Odile Cordelier (SNES) et Kamuran Karaca (EGITIM SEN)

Victimes à la fois des attaques terroristes et des dérives dictatoriales du régime Erdogan, ils résistent chaque jour aux intimidations. En octobre 2015, une manifestation pacifique à Ankara, organisée par les principales confédérations syndicales de gauche, a été frappée par une attaque terroriste attribuée à Daech : 101 manifestants ont été tués par l’explosion de plusieurs bombes dont 7 membres enseignants d’Egitim Sen. Depuis la tentative de coup d’État de juillet 2016, le président Erdogan, sous prétexte de lutte anti-terroriste et avec l’appui de sa formation ultra-conservatrice AKP, a entrepris d’éliminer toute forme d’opposition. Plus de 140 000 fonctionnaires ont été suspendus ou révoqués, parmi lesquels 30 000 enseignants du primaire et du secondaire. Ils ne perçoivent plus aucun salaire et ne peuvent travailler dans nombre de secteurs du privé. Ils ont été privés de leur passeport, ce qui leur interdit tout déplacement à l’étranger. Ils n’ont plus de couverture sociale. Ils n’ont généralement reçu aucune justification à leur suspension, si ce n’est le motif farfelu d’ « appartenance à une organisation terroriste », avancé sans l’ombre d’une preuve par le pouvoir en place.

Odile Cordelier (SNES) et Kamuran Karaca (EGITIM SEN)
Odile Cordelier (SNES) et Kamuran Karaca (EGITIM SEN)

Egitim Sen soutient tous ses adhérents suspendus ou révoqués par son fonds de solidarité : un versement de 500 euros, dans les premiers mois de la répression a été effectué, mais après presque un an de versements, le syndicat a dû réduire à 350 euros par enseignant le soutien mensuel. La solidarité syndicale internationale a joué mais elle n’est plus suffisante pour faire face aux besoins. Le SNES a versé une contribution de 10 000 euros et continue à collecter des fonds. Nos camarades de l’Egitim Sen nous en ont chaleureusement remercié.
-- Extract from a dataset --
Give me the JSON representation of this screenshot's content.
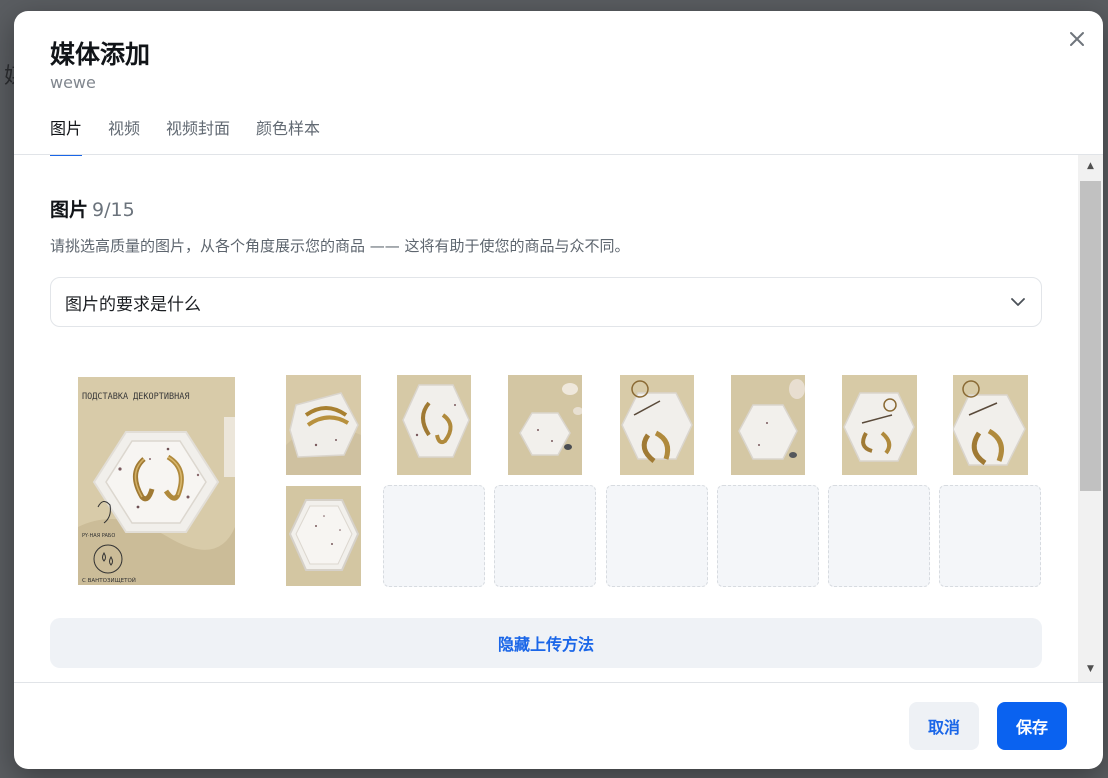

Kamuran KARACA, président d’Egitim Sen  dénonce la situation d’instabilité actuelle de la Turquie qui est à relier aux attentats qui frappent aujourd’hui l’Occident, il rappelle qu’Egitim Sen n’a jamais soutenu les actions violentes et a toujours condamné les attentats mais ne cédera pas aux pressions. Pour Egitim Sen, c’est la politique anti-démocratique et anti-syndicale de l’AKP qui a créé le chaos en Turquie, l’AKP tendant à imposer un système de parti unique et une société qui ne sera plus laïque. Il souligne que les révocations et les détentions n’ont aucune base légale, que tous les révoqués et suspendus l’ont été sans preuve ni enquête, sans possibilité de recours. Dans ce contexte politique extrêmement difficile, la situation de l’éducation en Turquie est alarmante, Kamuran KARACA évoque la pauvreté matérielle des écoles, la tendance à la privatisation, la concurrence d’associations religieuses encouragées par l’AKP, le chômage des jeunes professeurs diplômés qui ne trouvent pas d’emploi, le manque de reconnaissance de la diversité linguistique et culturelle du pays et l’obligation des cours de religion dans l’enseignement public. A l’image de Kamuran KARACA qui a conclu son discours par un « nous ne renoncerons jamais ! », beaucoup de militants conservent l’espoir de la fin de la répression et d’une fragilisation à venir du régime actuel : l’un d’eux, suspendu et privé de passeport et de couverture sociale, nous déclare : « Cela durera encore deux ans , trois ans, mais cela ne pourra durer indéfiniment. Le régime perdra le soutien populaire. Et ce qui compte beaucoup pour nous c’est la solidarité internationale. »

En complément :

Egitim Sen est le principal syndicat turc de l’éducation. Traditionnellement orienté à gauche et favorable à la reconnaissance des droits des minorités ( kurdes, Alévis…), il appartient à la grande confédération KESK qui regroupe les fonctionnaires. L’opposition politique de gauche à l’AKP apporte son soutien aux combats des syndicalistes d’Egitim Sen ; la présence de députés ou de dirigeants du CHP (parti laïque et social démocrate, 25 % des voix aux dernières élections législatives), HDP (parti de gauche, de défense des minorités, 13 %), HKP (parti de libération du peuple, 0,13 % des voix), d’EMEP (parti du travail, communiste dissident, 0,1%) au congrès d’Egitim Sen en témoigne. Serpil KEMALBAY , du HDP, a d’ailleurs fait remarquer dans son allocution que ce sont les syndicats, et en particulier Egitim Sen, qui ont joué un rôle essentiel dans la lutte contre le régime militaire des années 80.